Sono processi che vengono attuati nel tempo e che, se fatti con regolarità, possono portare alla scoperta di grandi risorse interne.

Negli ultimi tempi si è data molta enfasi anche ad altre elementi come la motivazione, l’impegno e soprattutto si è spinto verso una sempre maggiore partecipazione del personale alla “vita dell’azienda”. L’attenzione si amplia quindi dal singolo e dalla misurazione delle sue prestazioni e potenzialità al gruppo e alle modalità di relazioni, capacità creativa di risoluzione dei problemi, “solidarietà” ed efficienza.

 

Un accenno temporale al cambiamento di significato di “gestire le risorse umane”.

Se negli anni ’40 c’era una particolare attenzione agli aspetti economico-amministrativi, negli anni ’80 si è lentamente passati ad una maggiore attenzione alla centralità della persona e alla percezione del suo valore intrinseco: è il periodo in cui nascono le teorie, dove nasce la funzione stessa di Reponsabile del Personale o Risorse Umane, ma una visione ancora “frammentaria” se così si può dire dato che il focus era concentrato sull’ “uomo come risorsa” sì, ma una risorsa squisitamente professionale.

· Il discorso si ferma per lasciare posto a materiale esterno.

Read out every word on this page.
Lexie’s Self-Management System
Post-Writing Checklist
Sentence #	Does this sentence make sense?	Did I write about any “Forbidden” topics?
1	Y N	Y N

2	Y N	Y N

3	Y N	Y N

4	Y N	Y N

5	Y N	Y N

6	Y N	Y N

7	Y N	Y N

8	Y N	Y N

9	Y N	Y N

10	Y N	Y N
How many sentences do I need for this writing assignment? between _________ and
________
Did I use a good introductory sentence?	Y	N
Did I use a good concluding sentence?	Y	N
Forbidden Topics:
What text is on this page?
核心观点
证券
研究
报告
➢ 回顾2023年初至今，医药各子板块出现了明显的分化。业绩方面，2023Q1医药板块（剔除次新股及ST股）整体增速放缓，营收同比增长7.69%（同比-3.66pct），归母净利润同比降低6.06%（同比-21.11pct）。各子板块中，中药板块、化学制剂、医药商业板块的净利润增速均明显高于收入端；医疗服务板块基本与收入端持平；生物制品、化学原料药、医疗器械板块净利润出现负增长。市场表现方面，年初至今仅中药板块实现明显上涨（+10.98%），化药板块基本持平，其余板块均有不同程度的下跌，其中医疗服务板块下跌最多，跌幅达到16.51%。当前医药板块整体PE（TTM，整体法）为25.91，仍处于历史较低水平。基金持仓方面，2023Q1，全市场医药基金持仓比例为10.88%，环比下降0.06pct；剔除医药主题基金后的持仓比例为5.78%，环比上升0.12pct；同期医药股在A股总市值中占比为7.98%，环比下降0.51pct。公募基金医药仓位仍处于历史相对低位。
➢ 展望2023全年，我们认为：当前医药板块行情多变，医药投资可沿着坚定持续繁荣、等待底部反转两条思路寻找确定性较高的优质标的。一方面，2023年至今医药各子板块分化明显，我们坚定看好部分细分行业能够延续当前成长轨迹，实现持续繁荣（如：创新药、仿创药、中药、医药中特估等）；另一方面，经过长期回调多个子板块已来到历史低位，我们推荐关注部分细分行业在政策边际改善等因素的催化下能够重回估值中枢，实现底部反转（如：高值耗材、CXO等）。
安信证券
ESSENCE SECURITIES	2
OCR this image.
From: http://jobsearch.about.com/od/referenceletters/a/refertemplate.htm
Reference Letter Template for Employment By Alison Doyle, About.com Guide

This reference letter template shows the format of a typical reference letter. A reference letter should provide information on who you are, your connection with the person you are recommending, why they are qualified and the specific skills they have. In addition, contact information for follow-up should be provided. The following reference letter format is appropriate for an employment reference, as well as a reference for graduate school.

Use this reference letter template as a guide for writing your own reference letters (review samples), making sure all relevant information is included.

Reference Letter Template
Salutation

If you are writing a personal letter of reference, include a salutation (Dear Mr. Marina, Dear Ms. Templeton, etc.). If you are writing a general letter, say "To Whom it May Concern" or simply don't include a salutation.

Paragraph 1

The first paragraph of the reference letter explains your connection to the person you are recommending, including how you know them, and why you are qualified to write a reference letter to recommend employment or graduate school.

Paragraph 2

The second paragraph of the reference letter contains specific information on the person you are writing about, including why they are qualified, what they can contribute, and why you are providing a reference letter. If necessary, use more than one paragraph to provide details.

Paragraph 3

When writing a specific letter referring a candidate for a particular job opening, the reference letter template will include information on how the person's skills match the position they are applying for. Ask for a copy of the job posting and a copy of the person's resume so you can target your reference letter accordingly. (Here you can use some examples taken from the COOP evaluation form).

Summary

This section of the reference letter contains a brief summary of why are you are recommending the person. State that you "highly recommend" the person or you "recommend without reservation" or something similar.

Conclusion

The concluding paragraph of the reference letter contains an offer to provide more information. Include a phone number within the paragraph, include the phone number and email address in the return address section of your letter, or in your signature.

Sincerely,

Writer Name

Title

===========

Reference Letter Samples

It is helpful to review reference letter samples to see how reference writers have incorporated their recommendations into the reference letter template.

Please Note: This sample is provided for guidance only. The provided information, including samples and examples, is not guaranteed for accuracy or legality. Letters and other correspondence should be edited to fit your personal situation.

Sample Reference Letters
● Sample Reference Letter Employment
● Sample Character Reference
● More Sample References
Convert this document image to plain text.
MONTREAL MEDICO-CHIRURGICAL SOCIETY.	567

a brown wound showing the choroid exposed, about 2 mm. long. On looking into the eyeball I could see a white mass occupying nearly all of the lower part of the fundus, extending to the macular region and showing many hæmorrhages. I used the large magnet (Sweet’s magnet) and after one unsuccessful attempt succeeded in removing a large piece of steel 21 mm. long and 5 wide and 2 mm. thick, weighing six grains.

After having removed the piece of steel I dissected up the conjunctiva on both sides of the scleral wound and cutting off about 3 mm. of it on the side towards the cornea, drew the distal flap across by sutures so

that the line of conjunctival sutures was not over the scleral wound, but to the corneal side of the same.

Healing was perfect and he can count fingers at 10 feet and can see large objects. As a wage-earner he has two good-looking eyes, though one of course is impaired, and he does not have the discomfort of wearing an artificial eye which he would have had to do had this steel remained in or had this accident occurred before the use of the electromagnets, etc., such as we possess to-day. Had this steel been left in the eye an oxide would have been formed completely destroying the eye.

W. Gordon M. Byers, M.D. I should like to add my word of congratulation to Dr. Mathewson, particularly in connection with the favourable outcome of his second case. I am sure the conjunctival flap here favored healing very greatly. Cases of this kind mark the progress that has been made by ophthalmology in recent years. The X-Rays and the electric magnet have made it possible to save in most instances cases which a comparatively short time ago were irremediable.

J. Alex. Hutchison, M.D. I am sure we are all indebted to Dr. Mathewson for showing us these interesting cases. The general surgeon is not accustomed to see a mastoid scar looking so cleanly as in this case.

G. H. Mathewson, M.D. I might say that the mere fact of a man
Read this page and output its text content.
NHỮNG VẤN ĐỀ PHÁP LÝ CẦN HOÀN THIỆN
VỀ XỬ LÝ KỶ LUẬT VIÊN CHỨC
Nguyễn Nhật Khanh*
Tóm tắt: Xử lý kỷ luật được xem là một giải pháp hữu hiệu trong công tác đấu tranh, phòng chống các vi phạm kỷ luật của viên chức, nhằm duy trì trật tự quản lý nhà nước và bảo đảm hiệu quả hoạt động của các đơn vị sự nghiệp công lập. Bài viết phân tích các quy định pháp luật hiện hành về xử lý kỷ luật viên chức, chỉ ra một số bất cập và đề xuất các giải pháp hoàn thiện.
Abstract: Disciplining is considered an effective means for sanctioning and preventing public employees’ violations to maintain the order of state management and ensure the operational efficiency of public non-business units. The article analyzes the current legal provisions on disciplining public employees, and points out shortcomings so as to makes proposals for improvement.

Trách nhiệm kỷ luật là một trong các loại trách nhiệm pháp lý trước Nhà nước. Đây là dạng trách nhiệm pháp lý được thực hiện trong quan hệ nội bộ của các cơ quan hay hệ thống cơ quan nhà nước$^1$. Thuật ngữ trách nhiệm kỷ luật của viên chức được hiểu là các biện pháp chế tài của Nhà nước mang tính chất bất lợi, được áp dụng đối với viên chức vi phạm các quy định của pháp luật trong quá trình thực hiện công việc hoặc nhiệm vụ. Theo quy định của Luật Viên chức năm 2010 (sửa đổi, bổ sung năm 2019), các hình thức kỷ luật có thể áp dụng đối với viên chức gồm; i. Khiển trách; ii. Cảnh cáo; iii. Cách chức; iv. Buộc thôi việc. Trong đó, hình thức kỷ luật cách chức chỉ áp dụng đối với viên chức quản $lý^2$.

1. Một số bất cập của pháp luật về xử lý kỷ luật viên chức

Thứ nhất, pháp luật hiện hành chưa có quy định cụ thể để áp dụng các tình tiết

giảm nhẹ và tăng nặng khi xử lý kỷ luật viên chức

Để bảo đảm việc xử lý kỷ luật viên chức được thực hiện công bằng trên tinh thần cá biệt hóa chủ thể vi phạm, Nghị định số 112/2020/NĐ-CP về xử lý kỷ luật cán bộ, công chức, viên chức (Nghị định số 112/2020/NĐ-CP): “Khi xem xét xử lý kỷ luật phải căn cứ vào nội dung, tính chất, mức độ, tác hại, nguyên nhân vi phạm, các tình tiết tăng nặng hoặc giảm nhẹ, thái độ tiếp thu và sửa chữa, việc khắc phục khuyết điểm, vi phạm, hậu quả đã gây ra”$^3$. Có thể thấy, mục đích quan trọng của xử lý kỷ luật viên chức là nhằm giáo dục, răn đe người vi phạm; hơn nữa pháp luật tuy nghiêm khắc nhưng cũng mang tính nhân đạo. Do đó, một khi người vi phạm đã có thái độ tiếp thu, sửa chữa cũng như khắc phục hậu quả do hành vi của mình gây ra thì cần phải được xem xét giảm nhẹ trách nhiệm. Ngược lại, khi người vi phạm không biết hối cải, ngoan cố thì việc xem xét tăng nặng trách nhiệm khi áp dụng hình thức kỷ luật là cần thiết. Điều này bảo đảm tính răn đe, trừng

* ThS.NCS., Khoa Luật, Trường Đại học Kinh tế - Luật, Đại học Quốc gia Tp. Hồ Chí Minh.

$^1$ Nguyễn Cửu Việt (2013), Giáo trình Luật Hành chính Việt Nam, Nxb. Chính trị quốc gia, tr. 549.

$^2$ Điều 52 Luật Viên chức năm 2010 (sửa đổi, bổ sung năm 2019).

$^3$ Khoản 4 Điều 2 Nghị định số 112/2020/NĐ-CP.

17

Ora siamo in un periodo in cui questa visione si è ampliata, l’uomo è “più integrato”, l’uomo non è più solo un lavoratore, ma un individuo completo, con le sue capacità professionali, ma anche con del plus personali, dove il suo “fuori azienda”, cioè quello che è, e quello che fa, quando non lavora e le sue esigenze fanno parte integrante del suo “essere in Azienda”. Tutto ciò si vede anche dal fatto che gli si chiede una partecipazione sempre più attiva, una professionalità sempre più flessibile e trasversale compatibilmente con i suoi impegni, motivazioni e capacità.

Siamo dunque passati da una visione “hard”, il lavoratore visto come una risorsa strettamente economica, ad una visione “soft”, valore alle capacità e attenzione alle potenzialità ad una visione, quella odierna che definirei “dinamica” o meglio “di rete”.